GitLab CI runner manager is responsible for creating build machines for package builds. This node configuration is managed by cookbook-gitlab-runner. Configuration values are stored in the vault named the same as the node, see example.

Currently, the version of GitLab CI runner is locked. We aim to be close to the current version of runner in order to get the fixes that we need without getting into issues that could cause a failure. These failures could prevent the release from going out so be careful with unnecessary changes on these nodes.

Runner manager machines

Distribution team maintains 2 runner manager machines for running different types of pipelines. Both these machines are in GCP project omnibus-build-runners.

  1. build-runners.gitlab.org:
  2. build-trigger-runner-manager.gitlab.org

build-runners.gitlab.org

This runner manager manages the machines used for building and publishing official GitLab CE and EE packages. It is locked to the omnibus-gitlab project in dev.gitlab.org.

It spins up three types of machines:

  1. Machines for building packages. They are n1-highcpu-32 machines with 60GB SSD disks, spawned inside GCP using google docker-machine driver.

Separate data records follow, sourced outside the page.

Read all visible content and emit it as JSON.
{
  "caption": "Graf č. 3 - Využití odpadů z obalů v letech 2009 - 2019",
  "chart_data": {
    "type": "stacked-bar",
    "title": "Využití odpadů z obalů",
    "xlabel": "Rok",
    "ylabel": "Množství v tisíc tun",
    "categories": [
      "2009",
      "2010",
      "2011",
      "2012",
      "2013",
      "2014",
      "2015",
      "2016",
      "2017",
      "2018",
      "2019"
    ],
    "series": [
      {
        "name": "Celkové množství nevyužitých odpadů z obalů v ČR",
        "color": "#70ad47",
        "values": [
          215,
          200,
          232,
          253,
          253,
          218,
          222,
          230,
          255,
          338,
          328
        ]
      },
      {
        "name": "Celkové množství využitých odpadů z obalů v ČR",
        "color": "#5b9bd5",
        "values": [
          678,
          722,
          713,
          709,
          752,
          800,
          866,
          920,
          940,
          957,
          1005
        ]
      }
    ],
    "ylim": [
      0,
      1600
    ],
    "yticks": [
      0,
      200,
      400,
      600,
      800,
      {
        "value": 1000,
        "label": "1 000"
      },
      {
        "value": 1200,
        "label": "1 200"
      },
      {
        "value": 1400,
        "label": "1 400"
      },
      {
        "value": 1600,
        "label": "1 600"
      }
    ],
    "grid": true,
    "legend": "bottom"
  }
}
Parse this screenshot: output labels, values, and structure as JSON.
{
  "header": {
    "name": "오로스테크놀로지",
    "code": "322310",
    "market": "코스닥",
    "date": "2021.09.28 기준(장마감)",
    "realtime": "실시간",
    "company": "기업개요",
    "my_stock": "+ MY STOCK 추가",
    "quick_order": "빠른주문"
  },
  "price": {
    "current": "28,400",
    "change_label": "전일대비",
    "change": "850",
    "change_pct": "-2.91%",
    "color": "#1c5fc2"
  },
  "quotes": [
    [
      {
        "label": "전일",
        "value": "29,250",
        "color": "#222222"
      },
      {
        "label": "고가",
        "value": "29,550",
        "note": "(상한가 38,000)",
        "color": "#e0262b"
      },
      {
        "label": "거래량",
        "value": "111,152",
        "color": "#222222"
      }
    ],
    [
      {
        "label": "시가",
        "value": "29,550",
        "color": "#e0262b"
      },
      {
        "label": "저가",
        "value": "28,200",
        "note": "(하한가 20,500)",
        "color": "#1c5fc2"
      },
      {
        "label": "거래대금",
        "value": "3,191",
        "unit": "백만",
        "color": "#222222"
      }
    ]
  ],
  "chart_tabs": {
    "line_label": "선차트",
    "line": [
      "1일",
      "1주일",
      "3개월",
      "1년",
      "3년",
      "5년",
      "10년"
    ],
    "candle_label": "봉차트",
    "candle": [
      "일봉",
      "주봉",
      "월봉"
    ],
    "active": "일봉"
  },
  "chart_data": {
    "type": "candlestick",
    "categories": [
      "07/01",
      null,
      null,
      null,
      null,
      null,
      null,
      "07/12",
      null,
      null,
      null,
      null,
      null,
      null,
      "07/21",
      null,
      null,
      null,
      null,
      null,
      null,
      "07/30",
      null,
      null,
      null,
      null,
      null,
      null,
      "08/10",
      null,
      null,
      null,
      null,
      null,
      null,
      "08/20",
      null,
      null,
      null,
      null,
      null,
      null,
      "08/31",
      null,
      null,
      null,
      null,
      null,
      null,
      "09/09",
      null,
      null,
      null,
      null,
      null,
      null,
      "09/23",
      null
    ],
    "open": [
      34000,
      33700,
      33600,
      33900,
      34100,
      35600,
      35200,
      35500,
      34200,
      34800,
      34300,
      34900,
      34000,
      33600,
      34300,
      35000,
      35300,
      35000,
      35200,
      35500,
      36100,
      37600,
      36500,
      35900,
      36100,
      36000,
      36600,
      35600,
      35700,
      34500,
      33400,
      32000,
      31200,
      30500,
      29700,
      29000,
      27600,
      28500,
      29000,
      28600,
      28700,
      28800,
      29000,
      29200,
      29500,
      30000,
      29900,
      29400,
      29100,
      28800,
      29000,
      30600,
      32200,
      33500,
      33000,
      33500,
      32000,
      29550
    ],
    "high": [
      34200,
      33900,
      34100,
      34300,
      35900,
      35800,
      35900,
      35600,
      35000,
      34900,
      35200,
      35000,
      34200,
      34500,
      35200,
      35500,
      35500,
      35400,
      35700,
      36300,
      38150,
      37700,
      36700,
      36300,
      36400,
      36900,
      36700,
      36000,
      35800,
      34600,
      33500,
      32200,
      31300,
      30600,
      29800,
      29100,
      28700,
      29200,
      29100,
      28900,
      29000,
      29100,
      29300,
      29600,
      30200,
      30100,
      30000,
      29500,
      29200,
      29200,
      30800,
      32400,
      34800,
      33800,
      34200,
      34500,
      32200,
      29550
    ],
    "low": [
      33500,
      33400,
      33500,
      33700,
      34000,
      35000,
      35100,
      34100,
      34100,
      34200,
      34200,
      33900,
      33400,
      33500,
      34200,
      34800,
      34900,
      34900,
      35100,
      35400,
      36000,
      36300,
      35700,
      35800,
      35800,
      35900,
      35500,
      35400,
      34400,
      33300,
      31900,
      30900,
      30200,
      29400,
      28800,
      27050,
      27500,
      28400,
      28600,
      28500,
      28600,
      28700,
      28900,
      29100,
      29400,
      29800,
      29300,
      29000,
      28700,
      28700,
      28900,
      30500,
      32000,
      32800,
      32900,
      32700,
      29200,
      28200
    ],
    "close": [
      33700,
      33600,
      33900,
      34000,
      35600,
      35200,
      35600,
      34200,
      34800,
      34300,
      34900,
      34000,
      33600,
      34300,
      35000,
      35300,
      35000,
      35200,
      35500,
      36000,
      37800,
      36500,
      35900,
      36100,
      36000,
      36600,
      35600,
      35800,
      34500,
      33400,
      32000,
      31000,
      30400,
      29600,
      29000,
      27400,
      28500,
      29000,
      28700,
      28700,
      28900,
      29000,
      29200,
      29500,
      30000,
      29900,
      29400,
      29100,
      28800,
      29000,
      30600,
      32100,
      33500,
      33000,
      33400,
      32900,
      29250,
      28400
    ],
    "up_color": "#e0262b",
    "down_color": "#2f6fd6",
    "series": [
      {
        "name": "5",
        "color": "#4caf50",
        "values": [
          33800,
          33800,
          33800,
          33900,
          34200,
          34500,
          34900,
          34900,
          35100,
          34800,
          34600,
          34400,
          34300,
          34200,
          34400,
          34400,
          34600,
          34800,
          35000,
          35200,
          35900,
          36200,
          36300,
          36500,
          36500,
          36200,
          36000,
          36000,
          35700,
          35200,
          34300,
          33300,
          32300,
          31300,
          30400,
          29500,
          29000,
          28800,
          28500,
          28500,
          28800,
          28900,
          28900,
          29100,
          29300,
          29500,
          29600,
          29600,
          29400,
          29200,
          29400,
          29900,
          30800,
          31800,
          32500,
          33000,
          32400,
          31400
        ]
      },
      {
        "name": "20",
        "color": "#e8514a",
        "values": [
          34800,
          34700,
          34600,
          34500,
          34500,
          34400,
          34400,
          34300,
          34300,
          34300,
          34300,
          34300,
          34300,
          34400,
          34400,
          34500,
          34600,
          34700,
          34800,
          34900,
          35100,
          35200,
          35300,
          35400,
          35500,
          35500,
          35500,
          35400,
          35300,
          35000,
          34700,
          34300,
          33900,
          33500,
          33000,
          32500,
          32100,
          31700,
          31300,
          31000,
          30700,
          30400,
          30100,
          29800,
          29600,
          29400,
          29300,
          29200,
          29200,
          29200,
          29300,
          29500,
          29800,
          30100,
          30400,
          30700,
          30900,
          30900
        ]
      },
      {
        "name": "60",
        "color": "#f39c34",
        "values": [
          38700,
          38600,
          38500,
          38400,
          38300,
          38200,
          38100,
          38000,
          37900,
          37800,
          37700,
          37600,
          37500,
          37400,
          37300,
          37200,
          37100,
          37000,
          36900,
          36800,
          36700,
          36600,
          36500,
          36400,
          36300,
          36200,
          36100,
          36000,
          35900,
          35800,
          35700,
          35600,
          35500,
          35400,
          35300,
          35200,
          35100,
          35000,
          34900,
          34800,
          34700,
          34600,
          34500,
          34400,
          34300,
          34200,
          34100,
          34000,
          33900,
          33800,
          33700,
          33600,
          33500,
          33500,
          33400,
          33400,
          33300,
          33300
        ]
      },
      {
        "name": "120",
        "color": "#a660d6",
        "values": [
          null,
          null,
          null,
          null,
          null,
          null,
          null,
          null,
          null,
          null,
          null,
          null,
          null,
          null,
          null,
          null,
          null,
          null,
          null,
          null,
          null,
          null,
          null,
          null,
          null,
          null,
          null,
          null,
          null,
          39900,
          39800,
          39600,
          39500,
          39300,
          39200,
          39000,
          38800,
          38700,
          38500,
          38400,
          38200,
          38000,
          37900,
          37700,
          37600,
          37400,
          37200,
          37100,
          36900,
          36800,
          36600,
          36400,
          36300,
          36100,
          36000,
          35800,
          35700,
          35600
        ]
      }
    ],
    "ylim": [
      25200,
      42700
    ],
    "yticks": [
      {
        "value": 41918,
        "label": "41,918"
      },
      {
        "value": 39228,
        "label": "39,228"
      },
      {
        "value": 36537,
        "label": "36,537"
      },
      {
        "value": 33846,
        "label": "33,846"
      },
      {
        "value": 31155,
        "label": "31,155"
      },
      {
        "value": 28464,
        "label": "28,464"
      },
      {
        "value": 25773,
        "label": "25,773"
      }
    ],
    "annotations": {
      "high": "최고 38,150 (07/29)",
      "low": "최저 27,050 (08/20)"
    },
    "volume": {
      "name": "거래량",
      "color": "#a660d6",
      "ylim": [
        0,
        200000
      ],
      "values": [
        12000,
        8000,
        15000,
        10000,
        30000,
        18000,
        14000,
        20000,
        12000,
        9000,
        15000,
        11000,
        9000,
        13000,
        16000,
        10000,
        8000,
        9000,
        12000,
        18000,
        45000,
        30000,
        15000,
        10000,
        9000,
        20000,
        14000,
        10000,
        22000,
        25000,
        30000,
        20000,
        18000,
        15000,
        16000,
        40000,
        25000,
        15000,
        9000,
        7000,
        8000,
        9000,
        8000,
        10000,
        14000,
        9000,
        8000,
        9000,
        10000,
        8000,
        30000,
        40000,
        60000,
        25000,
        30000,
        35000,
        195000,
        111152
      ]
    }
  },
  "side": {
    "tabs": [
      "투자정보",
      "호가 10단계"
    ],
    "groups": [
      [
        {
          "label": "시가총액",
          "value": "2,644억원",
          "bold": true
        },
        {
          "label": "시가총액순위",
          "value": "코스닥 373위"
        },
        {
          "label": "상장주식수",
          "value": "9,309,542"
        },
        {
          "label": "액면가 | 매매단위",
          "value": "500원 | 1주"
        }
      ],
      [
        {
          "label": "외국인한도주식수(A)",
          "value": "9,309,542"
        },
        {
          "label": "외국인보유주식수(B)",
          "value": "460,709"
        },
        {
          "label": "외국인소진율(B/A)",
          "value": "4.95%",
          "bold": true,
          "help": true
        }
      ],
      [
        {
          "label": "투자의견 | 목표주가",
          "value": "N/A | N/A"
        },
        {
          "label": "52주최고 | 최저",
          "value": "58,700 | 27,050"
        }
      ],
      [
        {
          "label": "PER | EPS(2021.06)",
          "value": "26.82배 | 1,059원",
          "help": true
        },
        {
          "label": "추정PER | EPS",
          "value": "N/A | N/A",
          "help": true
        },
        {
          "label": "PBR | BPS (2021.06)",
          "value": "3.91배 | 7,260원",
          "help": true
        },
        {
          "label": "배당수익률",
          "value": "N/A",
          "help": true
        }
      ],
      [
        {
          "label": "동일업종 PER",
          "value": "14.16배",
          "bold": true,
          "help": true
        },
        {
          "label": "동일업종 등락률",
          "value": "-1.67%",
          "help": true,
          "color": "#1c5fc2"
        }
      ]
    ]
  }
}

  2. package-promotion machines for uploading packages. Since they are only used to upload packages, they are scaled down to save costs. They are n1-standard-2 machines, spawned inside GCP using google docker-machine driver.

  3. ARM machines for building Raspberry Pi packages. They are C1 machines spawned inside Scaleway using scaleway docker-machine driver.

build-trigger-runner-manager.gitlab.org

This runner manager manages the machines used for building packages as part of triggered pipeline used by developers to test their changes. It spins up n1-highcpu-32 machines with 50GB SSD disks inside GCP using google docker-machine driver.

Maintenance tasks

Requirements:

Changing version of GitLab CI runner

When builds are pending on dev.gitlab.org

The common reason for builds to be pending on dev.gitlab.org project is that the number of failed machines is high. Failed machines prevent the runner manager from starting up new machines and this can slow down or even block the release. To resolve this, we need to clean those failed machines. The steps to do this are:

  1. Login to the build machine node

  2. Enter the root session: sudo su. This is required because docker-machine command will list running machines for currently active user

  3. Run docker-machine ls. This will print out the list of machines that are either in Running, Error or have an empty state.

  4. To list only machines in Error state, you can use
     /root/machines_operations.sh list-failing
    
  5. To safely clean the machines with Error state, run
     /root/machines_operations.sh remove-failing
    
  6. If the machine has an empty state, you can always remove the machine manually. Running
     docker-machine ls | grep -v 'Running' | awk '{print $1}' | xargs docker-machine rm --force
    

    will remove all machines that do not have Running state.